Bradley attributes record numbers of young people suffering from depression, anxiety, and eating disorders to a culture obsessed with being perfect and never making mistakes. This just leaves kids unable to handle uncertainty and stress.

Teach Teens Practical Skills

Kids need practical skills such as cleaning, shopping, cooking, and caring for a car. Generally, whatever skills parents use regularly are the ones they should teach their children.

Parents need to make sure their teens understand the basic maintenance of their home and car, as well. Not all parents may think their teen needs to know how to change the oil in the car, for example, but they do need to know that it needs to be done and where to find someone to do it.

A critical skill of daily living is managing money, especially in the current economic climate.

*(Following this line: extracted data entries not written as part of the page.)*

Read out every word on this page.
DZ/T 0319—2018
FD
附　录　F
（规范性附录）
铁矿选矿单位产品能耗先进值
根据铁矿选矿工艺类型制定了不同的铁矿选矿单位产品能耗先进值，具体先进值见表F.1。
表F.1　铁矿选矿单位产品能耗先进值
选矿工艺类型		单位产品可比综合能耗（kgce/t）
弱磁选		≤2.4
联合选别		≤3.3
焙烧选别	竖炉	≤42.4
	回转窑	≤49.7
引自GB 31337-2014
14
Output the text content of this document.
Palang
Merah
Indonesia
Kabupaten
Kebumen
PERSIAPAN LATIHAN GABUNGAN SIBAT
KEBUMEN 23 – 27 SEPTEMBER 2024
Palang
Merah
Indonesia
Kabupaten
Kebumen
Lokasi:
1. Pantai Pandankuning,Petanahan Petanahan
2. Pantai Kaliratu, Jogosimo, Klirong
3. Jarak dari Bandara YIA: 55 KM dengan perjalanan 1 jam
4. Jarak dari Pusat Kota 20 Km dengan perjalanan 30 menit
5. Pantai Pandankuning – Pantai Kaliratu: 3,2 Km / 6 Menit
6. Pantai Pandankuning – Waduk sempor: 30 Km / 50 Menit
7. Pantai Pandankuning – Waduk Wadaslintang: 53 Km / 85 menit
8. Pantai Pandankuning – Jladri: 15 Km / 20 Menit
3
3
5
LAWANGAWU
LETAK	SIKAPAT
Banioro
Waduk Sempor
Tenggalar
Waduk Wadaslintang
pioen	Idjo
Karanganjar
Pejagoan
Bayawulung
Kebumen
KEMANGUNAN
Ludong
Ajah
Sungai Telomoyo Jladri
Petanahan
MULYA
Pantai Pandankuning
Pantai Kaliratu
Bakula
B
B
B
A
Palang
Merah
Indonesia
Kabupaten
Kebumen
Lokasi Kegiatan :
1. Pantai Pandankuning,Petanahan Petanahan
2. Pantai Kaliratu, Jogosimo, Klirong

Beginning at an early age, give kids an age-appropriate weekly allowance ($1 per year of age is one rule of thumb), and set clear boundaries about what parents will pay for and what kids must pay on their own. As the amount grows, so should the list of what kids are expected to pay for with it. Some future students use this money on paper writing help online that can help them become more productive and manage their finances. Kids learn a lot about handling money by listening to a civilized discussion about family finances and spending.

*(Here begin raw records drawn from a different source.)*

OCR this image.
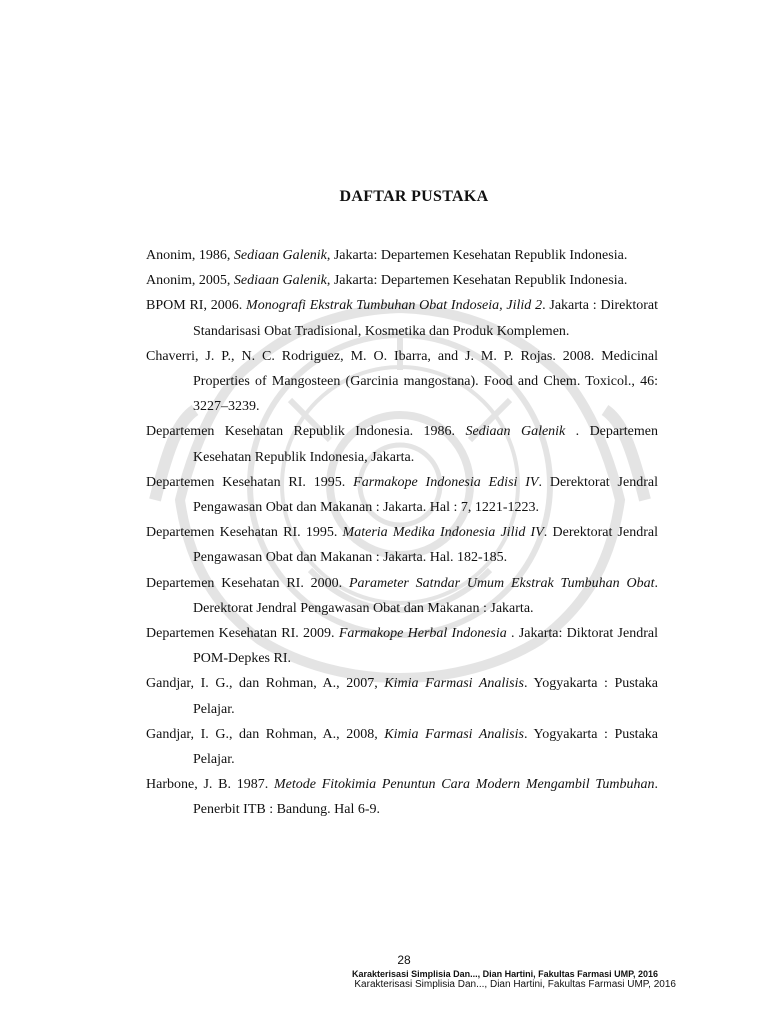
DAFTAR PUSTAKA

Anonim, 1986, Sediaan Galenik, Jakarta: Departemen Kesehatan Republik Indonesia.

Anonim, 2005, Sediaan Galenik, Jakarta: Departemen Kesehatan Republik Indonesia.

BPOM RI, 2006. Monografi Ekstrak Tumbuhan Obat Indoseia, Jilid 2. Jakarta : Direktorat Standarisasi Obat Tradisional, Kosmetika dan Produk Komplemen.

Chaverri, J. P., N. C. Rodriguez, M. O. Ibarra, and J. M. P. Rojas. 2008. Medicinal Properties of Mangosteen (Garcinia mangostana). Food and Chem. Toxicol., 46: 3227–3239.

Departemen Kesehatan Republik Indonesia. 1986. Sediaan Galenik . Departemen Kesehatan Republik Indonesia, Jakarta.

Departemen Kesehatan RI. 1995. Farmakope Indonesia Edisi IV. Derektorat Jendral Pengawasan Obat dan Makanan : Jakarta. Hal : 7, 1221-1223.

Departemen Kesehatan RI. 1995. Materia Medika Indonesia Jilid IV. Derektorat Jendral Pengawasan Obat dan Makanan : Jakarta. Hal. 182-185.

Departemen Kesehatan RI. 2000. Parameter Satndar Umum Ekstrak Tumbuhan Obat. Derektorat Jendral Pengawasan Obat dan Makanan : Jakarta.

Departemen Kesehatan RI. 2009. Farmakope Herbal Indonesia . Jakarta: Diktorat Jendral POM-Depkes RI.

Gandjar, I. G., dan Rohman, A., 2007, Kimia Farmasi Analisis. Yogyakarta : Pustaka Pelajar.

Gandjar, I. G., dan Rohman, A., 2008, Kimia Farmasi Analisis. Yogyakarta : Pustaka Pelajar.

Harbone, J. B. 1987. Metode Fitokimia Penuntun Cara Modern Mengambil Tumbuhan. Penerbit ITB : Bandung. Hal 6-9.

28
Karakterisasi Simplisia Dan..., Dian Hartini, Fakultas Farmasi UMP, 2016
Karakterisasi Simplisia Dan..., Dian Hartini, Fakultas Farmasi UMP, 2016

Again, parents need to resist the urge to bail their kids out. Letting them deal with a monetary shortfall will teach them a lot before the consequences are more grave. Be sure teens know how to use a bank account, how credit works, and how to get and hold a job as well. Experience is the best teacher, for these and many other skills.

Help Teens Learn How to Treat Others

Teens need to know how to manage relationships, including how to treat others, how to expect others to treat them, and handling differences and disagreements. For many, the college will be the first time they’ve had to share a bedroom or, perhaps, even a bath. That can be tricky without some preparation.

Parents have been teaching lessons about relationships lessons from the moment their kids were born, whether they knew it or not, just by their behavior.

Leave the door open for children to call and ask advice when they encounter something they aren’t sure how to handle, or when they make a mistake. Finally, don’t gender-discriminate when it comes to teaching skills. Girls need to know how to check the oil just as much as boys do, and boys need to know how to prepare a meal as well.